Greek failure would mean eurozone end – Tsipras
Greece leaving the eurozone, dubbed the ‘Grexit’, would be a major blow for the European Union, as it would trigger a domino effect and eat deeply into taxpayers’ pockets, said the Greek Prime Minister Alexis Tsipras
“I think it’s obvious. It would be the beginning of the end of the eurozone. If the European political leadership cannot handle a problem like that of Greece, which accounts for 2 percent of its economy, what would the reaction of the markets be to countries facing much larger problems, such as Spain or Italy which has two trillion of public debt?,” Greek Prime Minister Alexis Tsipras told Corriere Della Sera Tuesday.
A ‘Grexit’ would be disastrous for the eurozone, as it would lay a heavy burden on European taxpayers, Tsipras added.
He stressed that Greece is not using the possibility of leaving the eurozone as pressure or blackmail.
"We want to put an end to this nightmare debates on Greece’s leaving the eurozone; it is an obstacle to economic stability in Europe,” said Tsipras.
Greece and its troika of creditors – the IMF, the ECB and the European Commission – have so far failed to agree on Athens’ reform plan that will pave the way for a new €7.2 billion tranche for the country.
Tsipras, whose government came to power on promises to end austerity, said he could not accept the creditors’ terms that require reducing pensions and increasing utility bills.
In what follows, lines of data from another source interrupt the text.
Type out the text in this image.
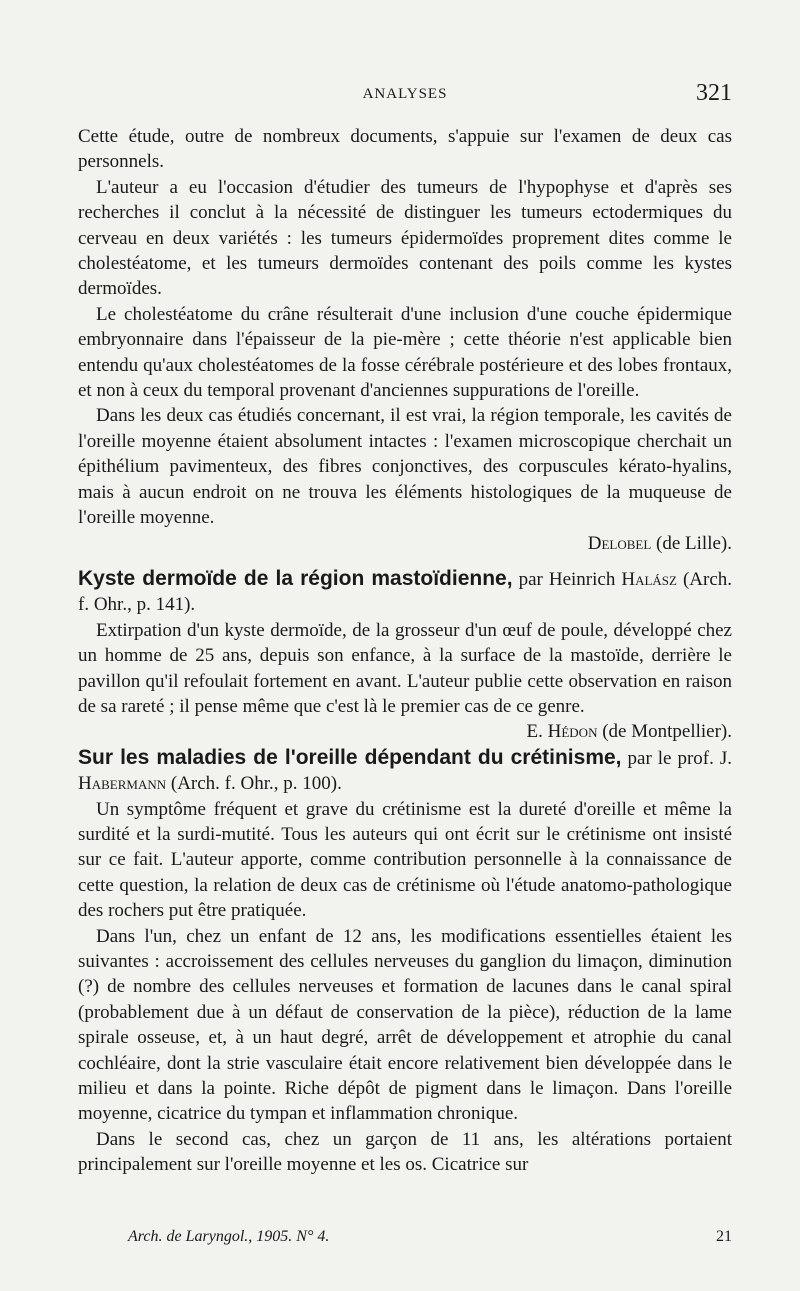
ANALYSES	321

Cette étude, outre de nombreux documents, s'appuie sur l'examen de deux cas personnels.

L'auteur a eu l'occasion d'étudier des tumeurs de l'hypophyse et d'après ses recherches il conclut à la nécessité de distinguer les tumeurs ectodermiques du cerveau en deux variétés : les tumeurs épidermoïdes proprement dites comme le cholestéatome, et les tumeurs dermoïdes contenant des poils comme les kystes dermoïdes.

Le cholestéatome du crâne résulterait d'une inclusion d'une couche épidermique embryonnaire dans l'épaisseur de la pie-mère ; cette théorie n'est applicable bien entendu qu'aux cholestéatomes de la fosse cérébrale postérieure et des lobes frontaux, et non à ceux du temporal provenant d'anciennes suppurations de l'oreille.

Dans les deux cas étudiés concernant, il est vrai, la région temporale, les cavités de l'oreille moyenne étaient absolument intactes : l'examen microscopique cherchait un épithélium pavimenteux, des fibres conjonctives, des corpuscules kérato-hyalins, mais à aucun endroit on ne trouva les éléments histologiques de la muqueuse de l'oreille moyenne.

Delobel (de Lille).
Kyste dermoïde de la région mastoïdienne, par Heinrich Halász (Arch. f. Ohr., p. 141).

Extirpation d'un kyste dermoïde, de la grosseur d'un œuf de poule, développé chez un homme de 25 ans, depuis son enfance, à la surface de la mastoïde, derrière le pavillon qu'il refoulait fortement en avant. L'auteur publie cette observation en raison de sa rareté ; il pense même que c'est là le premier cas de ce genre.

E. Hédon (de Montpellier).
Sur les maladies de l'oreille dépendant du crétinisme, par le prof. J. Habermann (Arch. f. Ohr., p. 100).

Un symptôme fréquent et grave du crétinisme est la dureté d'oreille et même la surdité et la surdi-mutité. Tous les auteurs qui ont écrit sur le crétinisme ont insisté sur ce fait. L'auteur apporte, comme contribution personnelle à la connaissance de cette question, la relation de deux cas de crétinisme où l'étude anatomo-pathologique des rochers put être pratiquée.

Dans l'un, chez un enfant de 12 ans, les modifications essentielles étaient les suivantes : accroissement des cellules nerveuses du ganglion du limaçon, diminution (?) de nombre des cellules nerveuses et formation de lacunes dans le canal spiral (probablement due à un défaut de conservation de la pièce), réduction de la lame spirale osseuse, et, à un haut degré, arrêt de développement et atrophie du canal cochléaire, dont la strie vasculaire était encore relativement bien développée dans le milieu et dans la pointe. Riche dépôt de pigment dans le limaçon. Dans l'oreille moyenne, cicatrice du tympan et inflammation chronique.

Dans le second cas, chez un garçon de 11 ans, les altérations portaient principalement sur l'oreille moyenne et les os. Cicatrice sur

Arch. de Laryngol., 1905. N° 4.	21
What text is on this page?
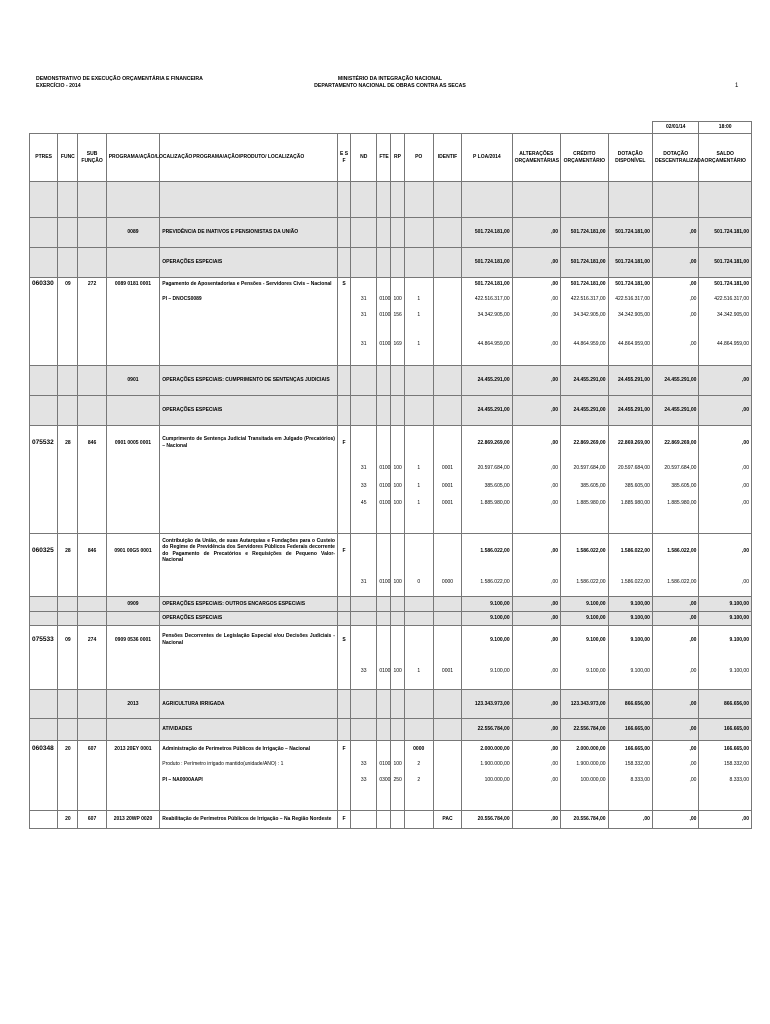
DEMONSTRATIVO DE EXECUÇÃO ORÇAMENTÁRIA E FINANCEIRA
EXERCÍCIO - 2014
MINISTÉRIO DA INTEGRAÇÃO NACIONAL
DEPARTAMENTO NACIONAL DE OBRAS CONTRA AS SECAS	1
															02/01/14	18:00
PTRES	FUNC	SUB FUNÇÃO	PROGRAMA/AÇÃO/LOCALIZAÇÃO	PROGRAMA/AÇÃO/PRODUTO/ LOCALIZAÇÃO	E S F	ND	FTE	RP	PO	IDENTIF	P LOA/2014	ALTERAÇÕES ORÇAMENTÁRIAS	CRÉDITO ORÇAMENTÁRIO	DOTAÇÃO DISPONÍVEL	DOTAÇÃO DESCENTRALIZADA	SALDO ORÇAMENTÁRIO

			0089	PREVIDÊNCIA DE INATIVOS E PENSIONISTAS DA UNIÃO							501.724.181,00	,00	501.724.181,00	501.724.181,00	,00	501.724.181,00
				OPERAÇÕES ESPECIAIS							501.724.181,00	,00	501.724.181,00	501.724.181,00	,00	501.724.181,00
060330	09	272	0089 0181 0001	Pagamento de Aposentadorias e Pensões - Servidores Civis – Nacional	S						501.724.181,00	,00	501.724.181,00	501.724.181,00	,00	501.724.181,00
				PI – DNOCS0089		31	0100	100	1		422.516.317,00	,00	422.516.317,00	422.516.317,00	,00	422.516.317,00
						31	0100	156	1		34.342.905,00	,00	34.342.905,00	34.342.905,00	,00	34.342.905,00
						31	0100	169	1		44.864.959,00	,00	44.864.959,00	44.864.959,00	,00	44.864.959,00
			0901	OPERAÇÕES ESPECIAIS: CUMPRIMENTO DE SENTENÇAS JUDICIAIS							24.455.291,00	,00	24.455.291,00	24.455.291,00	24.455.291,00	,00
				OPERAÇÕES ESPECIAIS							24.455.291,00	,00	24.455.291,00	24.455.291,00	24.455.291,00	,00
075532	28	846	0901 0005 0001	Cumprimento de Sentença Judicial Transitada em Julgado (Precatórios) – Nacional	F						22.869.269,00	,00	22.869.269,00	22.869.269,00	22.869.269,00	,00
						31	0100	100	1	0001	20.597.684,00	,00	20.597.684,00	20.597.684,00	20.597.684,00	,00
						33	0100	100	1	0001	385.605,00	,00	385.605,00	385.605,00	385.605,00	,00
						45	0100	100	1	0001	1.885.980,00	,00	1.885.980,00	1.885.980,00	1.885.980,00	,00
060325	28	846	0901 00G5 0001	Contribuição da União, de suas Autarquias e Fundações para o Custeio do Regime de Previdência dos Servidores Públicos Federais decorrente do Pagamento de Precatórios e Requisições de Pequeno Valor- Nacional	F						1.586.022,00	,00	1.586.022,00	1.586.022,00	1.586.022,00	,00
						31	0100	100	0	0000	1.586.022,00	,00	1.586.022,00	1.586.022,00	1.586.022,00	,00
			0909	OPERAÇÕES ESPECIAIS: OUTROS ENCARGOS ESPECIAIS							9.100,00	,00	9.100,00	9.100,00	,00	9.100,00
				OPERAÇÕES ESPECIAIS							9.100,00	,00	9.100,00	9.100,00	,00	9.100,00
075533	09	274	0909 0536 0001	Pensões Decorrentes de Legislação Especial e/ou Decisões Judiciais -Nacional	S						9.100,00	,00	9.100,00	9.100,00	,00	9.100,00
						33	0100	100	1	0001	9.100,00	,00	9.100,00	9.100,00	,00	9.100,00
			2013	AGRICULTURA IRRIGADA							123.343.973,00	,00	123.343.973,00	866.656,00	,00	866.656,00
				ATIVIDADES							22.556.784,00	,00	22.556.784,00	166.665,00	,00	166.665,00
060348	20	607	2013 20EY 0001	Administração de Perímetros Públicos de Irrigação – Nacional	F				0000		2.000.000,00	,00	2.000.000,00	166.665,00	,00	166.665,00
				Produto : Perímetro irrigado mantido(unidade/ANO) : 1		33	0100	100	2		1.900.000,00	,00	1.900.000,00	158.332,00	,00	158.332,00
				PI – NA0000AAPI		33	0300	250	2		100.000,00	,00	100.000,00	8.333,00	,00	8.333,00
	20	607	2013 20WP 0020	Reabilitação de Perímetros Públicos de Irrigação – Na Região Nordeste	F					PAC	20.556.784,00	,00	20.556.784,00	,00	,00	,00
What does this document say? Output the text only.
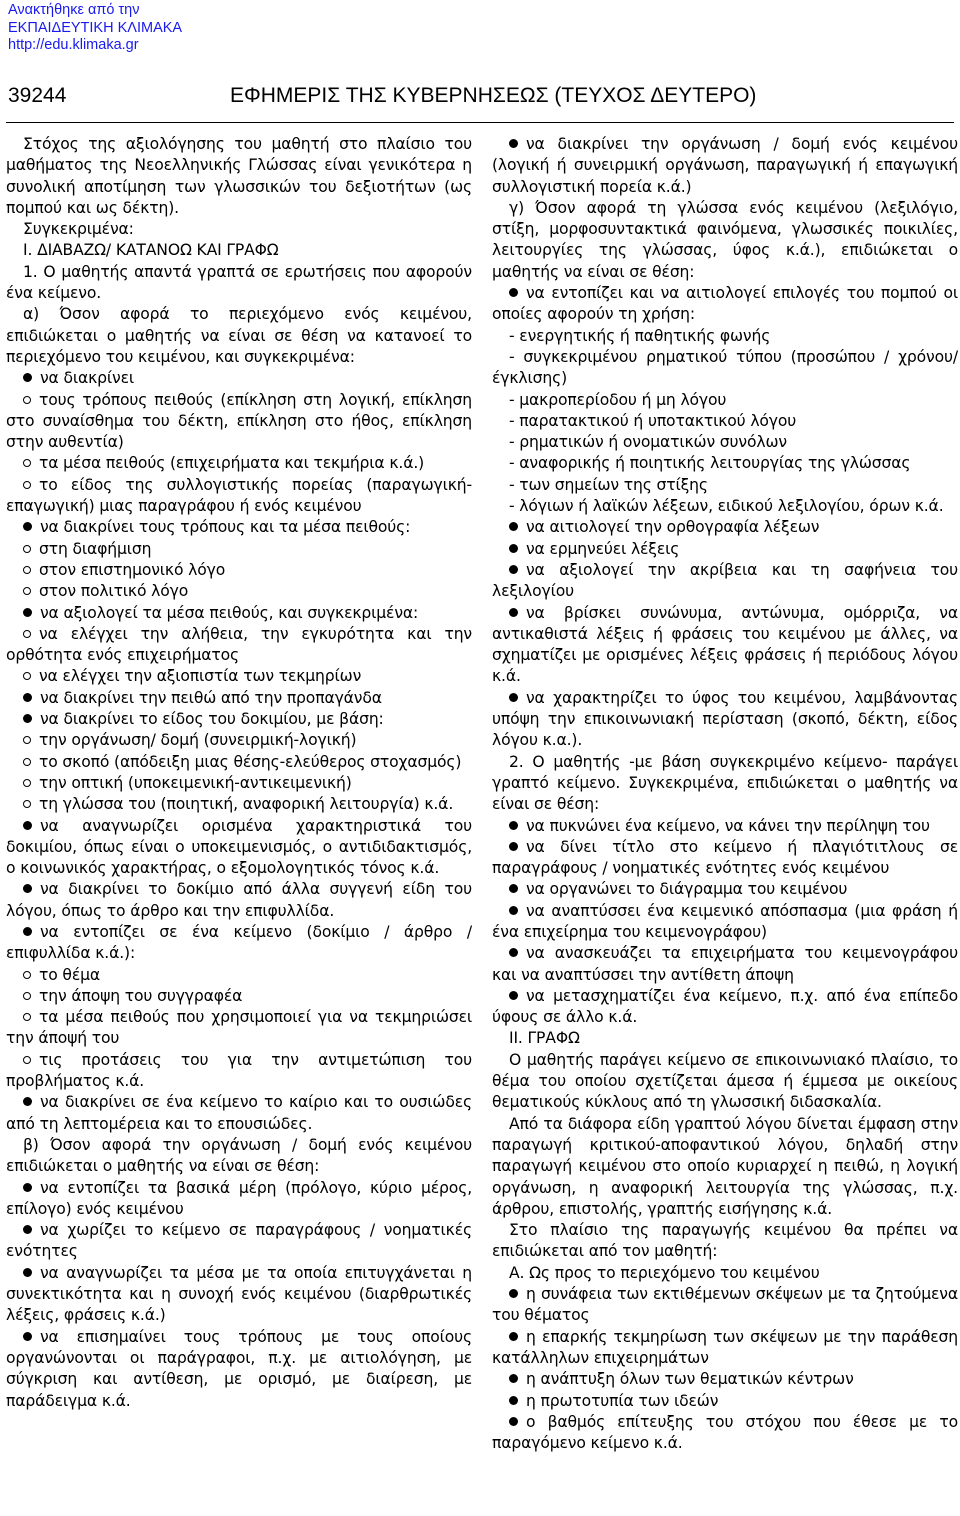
Ανακτήθηκε από την
ΕΚΠΑΙΔΕΥΤΙΚΗ ΚΛΙΜΑΚΑ
http://edu.klimaka.gr
39244	ΕΦΗΜΕΡΙΣ ΤΗΣ ΚΥΒΕΡΝΗΣΕΩΣ (ΤΕΥΧΟΣ ΔΕΥΤΕΡΟ)

Στόχος της αξιολόγησης του μαθητή στο πλαίσιο του μαθήματος της Νεοελληνικής Γλώσσας είναι γενικότερα η συνολική αποτίμηση των γλωσσικών του δεξιοτήτων (ως πομπού και ως δέκτη).

Συγκεκριμένα:

Ι. ΔΙΑΒΑΖΩ/ ΚΑΤΑΝΟΩ ΚΑΙ ΓΡΑΦΩ

1. Ο μαθητής απαντά γραπτά σε ερωτήσεις που αφορούν ένα κείμενο.

α) Όσον αφορά το περιεχόμενο ενός κειμένου, επιδιώκεται ο μαθητής να είναι σε θέση να κατανοεί το περιεχόμενο του κειμένου, και συγκεκριμένα:

να διακρίνει

τους τρόπους πειθούς (επίκληση στη λογική, επίκληση στο συναίσθημα του δέκτη, επίκληση στο ήθος, επίκληση στην αυθεντία)

τα μέσα πειθούς (επιχειρήματα και τεκμήρια κ.ά.)

το είδος της συλλογιστικής πορείας (παραγωγική-επαγωγική) μιας παραγράφου ή ενός κειμένου

να διακρίνει τους τρόπους και τα μέσα πειθούς:

στη διαφήμιση

στον επιστημονικό λόγο

στον πολιτικό λόγο

να αξιολογεί τα μέσα πειθούς, και συγκεκριμένα:

να ελέγχει την αλήθεια, την εγκυρότητα και την ορθότητα ενός επιχειρήματος

να ελέγχει την αξιοπιστία των τεκμηρίων

να διακρίνει την πειθώ από την προπαγάνδα

να διακρίνει το είδος του δοκιμίου, με βάση:

την οργάνωση/ δομή (συνειρμική-λογική)

το σκοπό (απόδειξη μιας θέσης-ελεύθερος στοχασμός)

την οπτική (υποκειμενική-αντικειμενική)

τη γλώσσα του (ποιητική, αναφορική λειτουργία) κ.ά.

να αναγνωρίζει ορισμένα χαρακτηριστικά του δοκιμίου, όπως είναι ο υποκειμενισμός, ο αντιδιδακτισμός, ο κοινωνικός χαρακτήρας, ο εξομολογητικός τόνος κ.ά.

να διακρίνει το δοκίμιο από άλλα συγγενή είδη του λόγου, όπως το άρθρο και την επιφυλλίδα.

να εντοπίζει σε ένα κείμενο (δοκίμιο / άρθρο / επιφυλλίδα κ.ά.):

το θέμα

την άποψη του συγγραφέα

τα μέσα πειθούς που χρησιμοποιεί για να τεκμηριώσει την άποψή του

τις προτάσεις του για την αντιμετώπιση του προβλήματος κ.ά.

να διακρίνει σε ένα κείμενο το καίριο και το ουσιώδες από τη λεπτομέρεια και το επουσιώδες.

β) Όσον αφορά την οργάνωση / δομή ενός κειμένου επιδιώκεται ο μαθητής να είναι σε θέση:

να εντοπίζει τα βασικά μέρη (πρόλογο, κύριο μέρος, επίλογο) ενός κειμένου

να χωρίζει το κείμενο σε παραγράφους / νοηματικές ενότητες

να αναγνωρίζει τα μέσα με τα οποία επιτυγχάνεται η συνεκτικότητα και η συνοχή ενός κειμένου (διαρθρωτικές λέξεις, φράσεις κ.ά.)

να επισημαίνει τους τρόπους με τους οποίους οργανώνονται οι παράγραφοι, π.χ. με αιτιολόγηση, με σύγκριση και αντίθεση, με ορισμό, με διαίρεση, με παράδειγμα κ.ά.

να διακρίνει την οργάνωση / δομή ενός κειμένου (λογική ή συνειρμική οργάνωση, παραγωγική ή επαγωγική συλλογιστική πορεία κ.ά.)

γ) Όσον αφορά τη γλώσσα ενός κειμένου (λεξιλόγιο, στίξη, μορφοσυντακτικά φαινόμενα, γλωσσικές ποικιλίες, λειτουργίες της γλώσσας, ύφος κ.ά.), επιδιώκεται ο μαθητής να είναι σε θέση:

να εντοπίζει και να αιτιολογεί επιλογές του πομπού οι οποίες αφορούν τη χρήση:

- ενεργητικής ή παθητικής φωνής

- συγκεκριμένου ρηματικού τύπου (προσώπου / χρόνου/ έγκλισης)

- μακροπερίοδου ή μη λόγου

- παρατακτικού ή υποτακτικού λόγου

- ρηματικών ή ονοματικών συνόλων

- αναφορικής ή ποιητικής λειτουργίας της γλώσσας

- των σημείων της στίξης

- λόγιων ή λαϊκών λέξεων, ειδικού λεξιλογίου, όρων κ.ά.

να αιτιολογεί την ορθογραφία λέξεων

να ερμηνεύει λέξεις

να αξιολογεί την ακρίβεια και τη σαφήνεια του λεξιλογίου

να βρίσκει συνώνυμα, αντώνυμα, ομόρριζα, να αντικαθιστά λέξεις ή φράσεις του κειμένου με άλλες, να σχηματίζει με ορισμένες λέξεις φράσεις ή περιόδους λόγου κ.ά.

να χαρακτηρίζει το ύφος του κειμένου, λαμβάνοντας υπόψη την επικοινωνιακή περίσταση (σκοπό, δέκτη, είδος λόγου κ.α.).

2. Ο μαθητής -με βάση συγκεκριμένο κείμενο- παράγει γραπτό κείμενο. Συγκεκριμένα, επιδιώκεται ο μαθητής να είναι σε θέση:

να πυκνώνει ένα κείμενο, να κάνει την περίληψη του

να δίνει τίτλο στο κείμενο ή πλαγιότιτλους σε παραγράφους / νοηματικές ενότητες ενός κειμένου

να οργανώνει το διάγραμμα του κειμένου

να αναπτύσσει ένα κειμενικό απόσπασμα (μια φράση ή ένα επιχείρημα του κειμενογράφου)

να ανασκευάζει τα επιχειρήματα του κειμενογράφου και να αναπτύσσει την αντίθετη άποψη

να μετασχηματίζει ένα κείμενο, π.χ. από ένα επίπεδο ύφους σε άλλο κ.ά.

ΙΙ. ΓΡΑΦΩ

Ο μαθητής παράγει κείμενο σε επικοινωνιακό πλαίσιο, το θέμα του οποίου σχετίζεται άμεσα ή έμμεσα με οικείους θεματικούς κύκλους από τη γλωσσική διδασκαλία.

Από τα διάφορα είδη γραπτού λόγου δίνεται έμφαση στην παραγωγή κριτικού-αποφαντικού λόγου, δηλαδή στην παραγωγή κειμένου στο οποίο κυριαρχεί η πειθώ, η λογική οργάνωση, η αναφορική λειτουργία της γλώσσας, π.χ. άρθρου, επιστολής, γραπτής εισήγησης κ.ά.

Στο πλαίσιο της παραγωγής κειμένου θα πρέπει να επιδιώκεται από τον μαθητή:

Α. Ως προς το περιεχόμενο του κειμένου

η συνάφεια των εκτιθέμενων σκέψεων με τα ζητούμενα του θέματος

η επαρκής τεκμηρίωση των σκέψεων με την παράθεση κατάλληλων επιχειρημάτων

η ανάπτυξη όλων των θεματικών κέντρων

η πρωτοτυπία των ιδεών

ο βαθμός επίτευξης του στόχου που έθεσε με το παραγόμενο κείμενο κ.ά.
As a result of austerity measures, unemployment rose from 12 to 27 percent in three years, GDP fell by 25 percent, citizens are under a huge tax burden, and the number of people living below the poverty line is increasing every day, said Tsipras.
“They [lenders – Ed.] are asking to increase by 10 percent the cost of electricity for households, in a country where thousands of people have no access to electricity. To abolish the subsidy for heating while you die from the cold,” he added.
In five years Greece has reduced pensions by up to 44 percent, cut salaries in the private sector by up to 32 percent, and had its labor market destroyed, said Tsipras.
The negotiations are escalated by the fact that Greece has skipped a €300 million IMF payment that was due on June 5. Originally, Athens was supposed to pay four installments totaling €1.6 billion in June, but has put the payments off till the end of the month and will pay all of them at once.
Tsipras is meeting German Chancellor Angela Merkel and French President Francois Hollande on Wednesday aiming at breaking the five-month deadlock.